Es ist ein auffälliges Plakat, das sich an einer stark befahrenen Straße bei der Uni Tübingen befindet: „Hausarzt (m/w) nach Oberschwaben gesucht“steht auf dem Transparent geschrieben, inklusive der Internetadresse von Wolfang Christ aus Ochsenhausen. Der Hausarzt sucht mit diesem Werbebanner, das er auf eigene Kosten anbringen ließ, dringend nach einem Nachfolger.
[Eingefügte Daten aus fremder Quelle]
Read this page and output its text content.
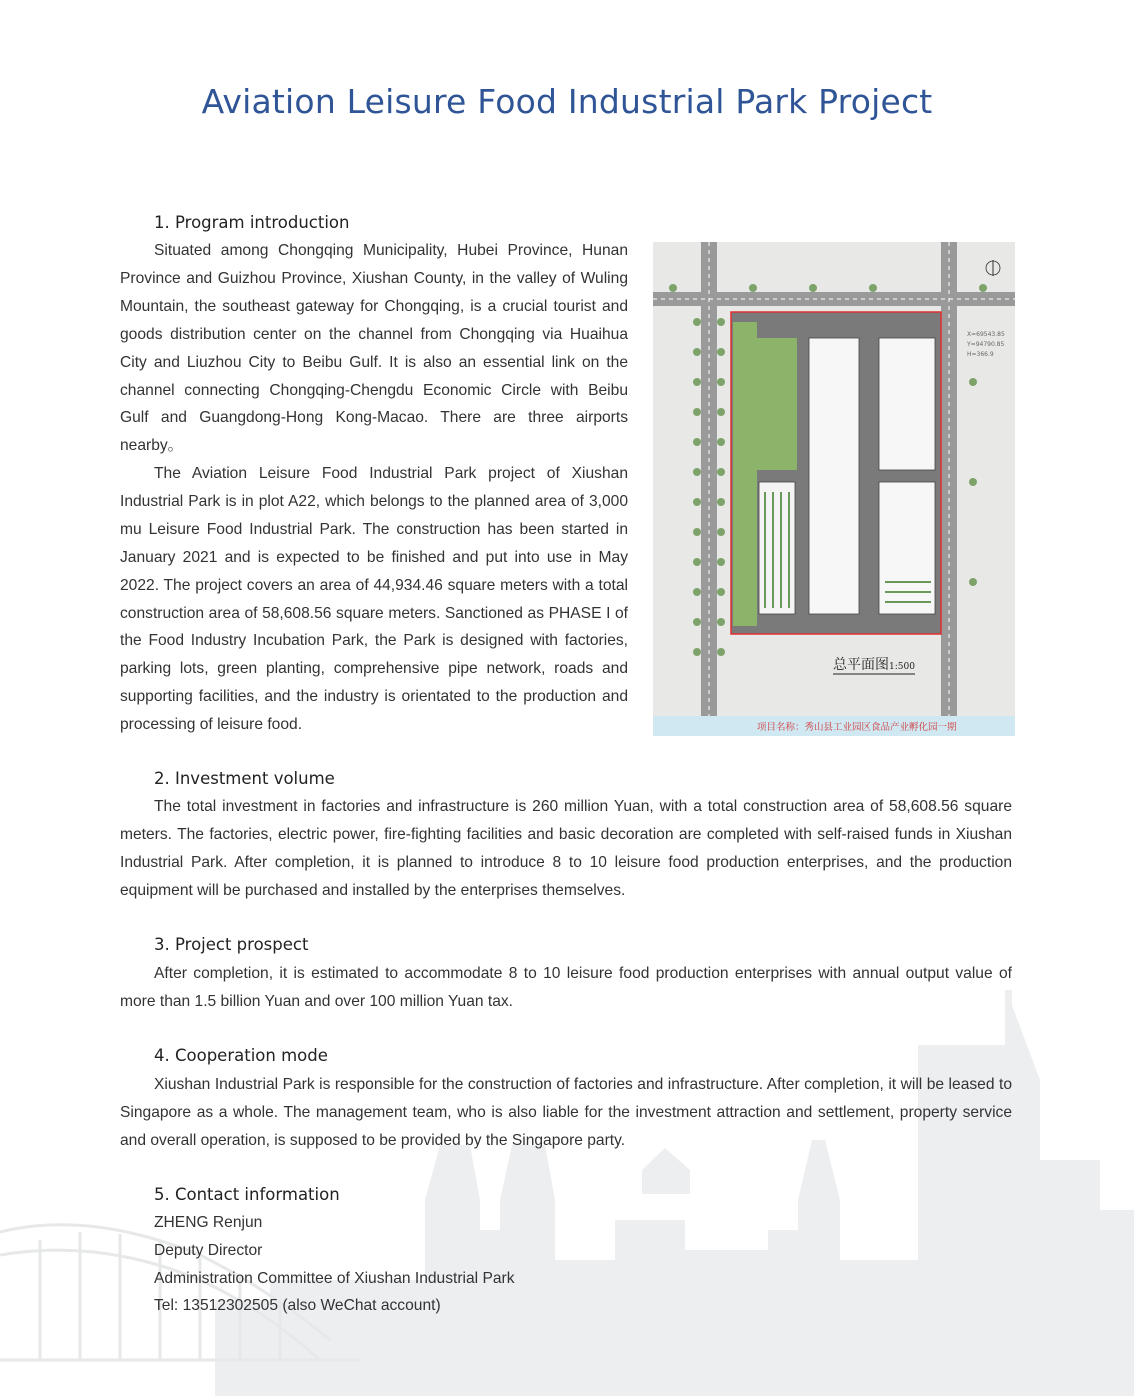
Aviation Leisure Food Industrial Park Project
1. Program introduction

Situated among Chongqing Municipality, Hubei Province, Hunan Province and Guizhou Province, Xiushan County, in the valley of Wuling Mountain, the southeast gateway for Chongqing, is a crucial tourist and goods distribution center on the channel from Chongqing via Huaihua City and Liuzhou City to Beibu Gulf. It is also an essential link on the channel connecting Chongqing-Chengdu Economic Circle with Beibu Gulf and Guangdong-Hong Kong-Macao. There are three airports nearby。

The Aviation Leisure Food Industrial Park project of Xiushan Industrial Park is in plot A22, which belongs to the planned area of 3,000 mu Leisure Food Industrial Park. The construction has been started in January 2021 and is expected to be finished and put into use in May 2022. The project covers an area of 44,934.46 square meters with a total construction area of 58,608.56 square meters. Sanctioned as PHASE I of the Food Industry Incubation Park, the Park is designed with factories, parking lots, green planting, comprehensive pipe network, roads and supporting facilities, and the industry is orientated to the production and processing of leisure food.

X=69543.85
Y=94790.85
H=366.9
总平面图 1:500
项目名称：秀山县工业园区食品产业孵化园一期
2. Investment volume

The total investment in factories and infrastructure is 260 million Yuan, with a total construction area of 58,608.56 square meters. The factories, electric power, fire-fighting facilities and basic decoration are completed with self-raised funds in Xiushan Industrial Park. After completion, it is planned to introduce 8 to 10 leisure food production enterprises, and the production equipment will be purchased and installed by the enterprises themselves.

3. Project prospect

After completion, it is estimated to accommodate 8 to 10 leisure food production enterprises with annual output value of more than 1.5 billion Yuan and over 100 million Yuan tax.

4. Cooperation mode

Xiushan Industrial Park is responsible for the construction of factories and infrastructure. After completion, it will be leased to Singapore as a whole. The management team, who is also liable for the investment attraction and settlement, property service and overall operation, is supposed to be provided by the Singapore party.

5. Contact information
ZHENG Renjun
Deputy Director
Administration Committee of Xiushan Industrial Park
Tel: 13512302505 (also WeChat account)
Diese Aktion hat ihm einen Beitrag im Südwestrundfunk zur besten Sendezeit beschert.
Weitere Lockangebote
„Es hat Aufmerksamkeit gebracht, aber nicht ganz den Effekt, den ich mir erhofft habe“, sagt Christ. Gespräche mit Interessenten habe es gegeben, bislang sei aber keines davon zielführend verlaufen. Er wird in der Vorweihnachtswoche ein ähnliches Plakat vor den Unikliniken in Freiburg platzieren. Darüber hinaus hat er seit einem Jahr unter mehreren Kranken-, OP- und Anästhesieschwestern einen zweiwöchigen Mittelmeerurlaub für eine Person in einem Vier-Sterne-Hotel ausgelobt, vorausgesetzt sie vermitteln ihm erfolgreich einen Nachfolger: „Dazu stehe ich auch noch heute.“
Nach Auskunft von Christ ist er nicht der einzige Hausarzt in der Rottumstadt, der seine Praxis in jüngere Hände übergeben möchte: „In Ochsenhausen gibt es neun Hausärzte und fünf davon sind über 65 Jahre alt.“Der Ärztemangel könnte die Rottumstadt eines Tages besonders heftig treffen. Verstehen kann Christ diese Entwicklung nicht. „Die Situation der Hausärzte hat sich deutlich verbessert“, sagt der Allgemeinmediziner und verweist auf maximal fünf bis sechs Bereitschaftsdienste pro Jahr, die Entlastung bei der Bürokratie, die gesellschaftliche Wertschätzung und „einen hervorragenden Verdienst“. „Ein Hausarzt verdient mehr als ein Oberarzt an einer Klinik“, so Christ. Und auch die ländliche Region habe neben frischer Luft ihre Vorzüge: „Hier sind die Mieten und Lebenshaltungskosten im Vergleich zu Ballungszentren wie Tübingen oder Stuttgart niedriger und auch eigener Grund bezahlbar.“
Effektives Netzwerk
Doch trotz dieser Vorzüge stehen die Nachfolger bei Christ nicht Schlange – ganz im Gegenteil. Die Ursachen hierfür sind laut dem Mediziner unterschiedlicher Natur. Ein zu strenger Numerus Clausus sei ein Beispiel dafür, so Christ. Und auch der Trend, dass die Medizin immer weiblicher werde. „Die vermeintlich mangelnde Vereinbarkeit von Familie und Hausarztberuf scheint einer der Gründe für das fehlende Interesse zur Übernahme vakanter Hausarztpraxen zu sein“, erläutert Christ dazu. Am meisten jedoch sieht er die Politik in der Verantwortung. Damit meint er nicht nur die Bundespolitik, sondern auch die Stadt Ochsenhausen: „Eine funktionierende Versorgung der Bevölkerung mit Hausärzten ist nicht nur unsere Aufgabe, sondern auch die einer Kommune.“
Statt eines Gesundheits- und Dienstleistungszentrums auf der Rottuminsel („Dieses Projekt schreckt potenzielle Nachfolger für meine Praxis nur ab“) würde er sich beispielsweise eine Imagekampagne oder Prämien für nach Ochsenhausen kommende Hausärzte wünschen: „Man sollte hierfür auch etwas Geld in die Hand nehmen.“Darüber hinaus appelliert er an eine effektive Vernetzung von Kommunen, Verbänden, Kassen, Kliniken und Medien. „Nur gemeinsam können wir junge Ärzte für unsere Arbeit vor und während des Studiums begeistern“, sagt Christ. Da bislang keine Zusammenarbeit stattfinde, bleibe ihm nichts anderes übrig, als weiterhin allein nach einem Nachfolger zu suchen.